When I was a young, naive, elementary-school-aged child, I ran a difficult campaign to implement a recycling system in my household. I constructed a solid platform which consisted mostly of me putting a bag in my kitchen and my parents putting the bag away, over and over again. I don’t remember when it happened, but one day the bag stayed out, and one day the bag was filled. It was a momentous victory as an eight year old with a world-saving fixation.
In ENVS, we read a criticism of the individualist slant in the classic Lorax story which teaches us that we as individuals can make a difference if we simply care enough. I would like to defend Dr. Seuss’s famous lesson that, “unless someone like you cares a whole awful lot, nothing is going to get better, it’s not.” Michael Maniates was right in criticizing the shift in responsibility away from institutional systems and onto consumers that the individualistic environmental movement seems to lead to, but he was wrong in dismissing the message altogether.
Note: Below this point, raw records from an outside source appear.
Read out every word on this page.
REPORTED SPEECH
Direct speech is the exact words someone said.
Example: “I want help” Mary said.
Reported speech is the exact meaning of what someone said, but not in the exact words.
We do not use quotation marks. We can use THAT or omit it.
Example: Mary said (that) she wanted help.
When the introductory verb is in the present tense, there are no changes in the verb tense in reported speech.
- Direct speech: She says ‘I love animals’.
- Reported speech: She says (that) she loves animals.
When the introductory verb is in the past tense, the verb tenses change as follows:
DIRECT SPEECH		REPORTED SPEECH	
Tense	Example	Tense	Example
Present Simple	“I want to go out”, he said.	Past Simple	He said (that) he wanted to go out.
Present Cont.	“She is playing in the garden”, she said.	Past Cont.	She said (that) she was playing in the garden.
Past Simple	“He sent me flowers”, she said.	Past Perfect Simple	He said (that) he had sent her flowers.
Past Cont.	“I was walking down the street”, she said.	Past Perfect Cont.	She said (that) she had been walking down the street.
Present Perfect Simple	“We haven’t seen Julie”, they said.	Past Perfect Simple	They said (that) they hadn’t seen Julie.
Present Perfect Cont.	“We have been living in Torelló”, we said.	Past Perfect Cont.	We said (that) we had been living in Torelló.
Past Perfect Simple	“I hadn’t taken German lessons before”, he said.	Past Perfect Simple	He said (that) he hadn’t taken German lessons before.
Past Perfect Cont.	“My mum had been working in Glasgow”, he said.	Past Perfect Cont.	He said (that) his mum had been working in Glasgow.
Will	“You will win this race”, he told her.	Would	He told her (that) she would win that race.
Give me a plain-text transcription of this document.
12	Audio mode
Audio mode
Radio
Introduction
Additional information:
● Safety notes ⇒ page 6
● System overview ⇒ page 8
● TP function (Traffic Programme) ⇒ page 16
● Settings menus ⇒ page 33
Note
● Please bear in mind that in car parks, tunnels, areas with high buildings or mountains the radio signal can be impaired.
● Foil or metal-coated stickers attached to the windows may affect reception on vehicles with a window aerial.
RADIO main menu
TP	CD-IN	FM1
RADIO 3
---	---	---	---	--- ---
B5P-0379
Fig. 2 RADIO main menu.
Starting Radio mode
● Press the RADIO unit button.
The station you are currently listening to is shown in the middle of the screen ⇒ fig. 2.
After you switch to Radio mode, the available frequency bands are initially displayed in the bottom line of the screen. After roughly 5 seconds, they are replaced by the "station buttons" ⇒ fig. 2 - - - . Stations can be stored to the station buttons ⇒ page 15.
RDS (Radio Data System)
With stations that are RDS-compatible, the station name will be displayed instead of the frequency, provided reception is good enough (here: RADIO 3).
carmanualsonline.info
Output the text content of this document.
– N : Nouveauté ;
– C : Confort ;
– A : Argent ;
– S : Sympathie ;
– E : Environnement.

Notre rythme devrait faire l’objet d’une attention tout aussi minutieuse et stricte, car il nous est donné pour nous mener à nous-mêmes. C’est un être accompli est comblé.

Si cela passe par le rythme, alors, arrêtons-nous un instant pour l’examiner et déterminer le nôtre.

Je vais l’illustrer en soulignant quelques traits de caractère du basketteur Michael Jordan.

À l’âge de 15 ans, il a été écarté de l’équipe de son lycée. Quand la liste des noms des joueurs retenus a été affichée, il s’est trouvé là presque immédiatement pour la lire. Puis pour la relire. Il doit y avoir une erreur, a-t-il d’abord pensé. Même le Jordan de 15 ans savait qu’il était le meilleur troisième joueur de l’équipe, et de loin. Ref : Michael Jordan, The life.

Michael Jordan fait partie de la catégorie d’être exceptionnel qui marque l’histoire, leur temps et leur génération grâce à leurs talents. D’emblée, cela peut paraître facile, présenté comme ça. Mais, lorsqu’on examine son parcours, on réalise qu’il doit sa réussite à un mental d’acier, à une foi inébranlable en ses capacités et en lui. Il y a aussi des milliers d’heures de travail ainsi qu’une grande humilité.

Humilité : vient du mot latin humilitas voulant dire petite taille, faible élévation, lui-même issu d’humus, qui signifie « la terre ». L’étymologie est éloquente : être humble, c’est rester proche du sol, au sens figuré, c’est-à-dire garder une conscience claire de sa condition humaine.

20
What I have learned since my days as an elementary-school “activist” is that people will stick to the status quo unless there is a person, or a group of people, passionate enough and determined enough to call for a change. There is no other way.
This work is exhausting, and complicated, and for a long time fruitless, but we stick with it because we feel a duty or an enthusiasm for doing what we believe to be right.
Since my household recycling days, I have worked on bigger (admittedly more effective) environmental campaigns, and learned much more about the complexity and intersectionality of environmentalism. The thing that has kept me interested through the years is an almost ineffable innate calling. A love of “the outdoors”, an aversion to reckless consumerism, a feeling of duty to protect the abstraction of this planet. I am not a perfect activist or environmentalist by any means, far from it. I continue to run into hypocrisies and conflicting views within myself, but I continue to think about my impact as an individual, and as a person inextricably connected to the people and places on this earth. That is all I can ask for of myself and of others: to tune into our own passions and sense of duties, and to run with them wherever they may take us. This is how we survive.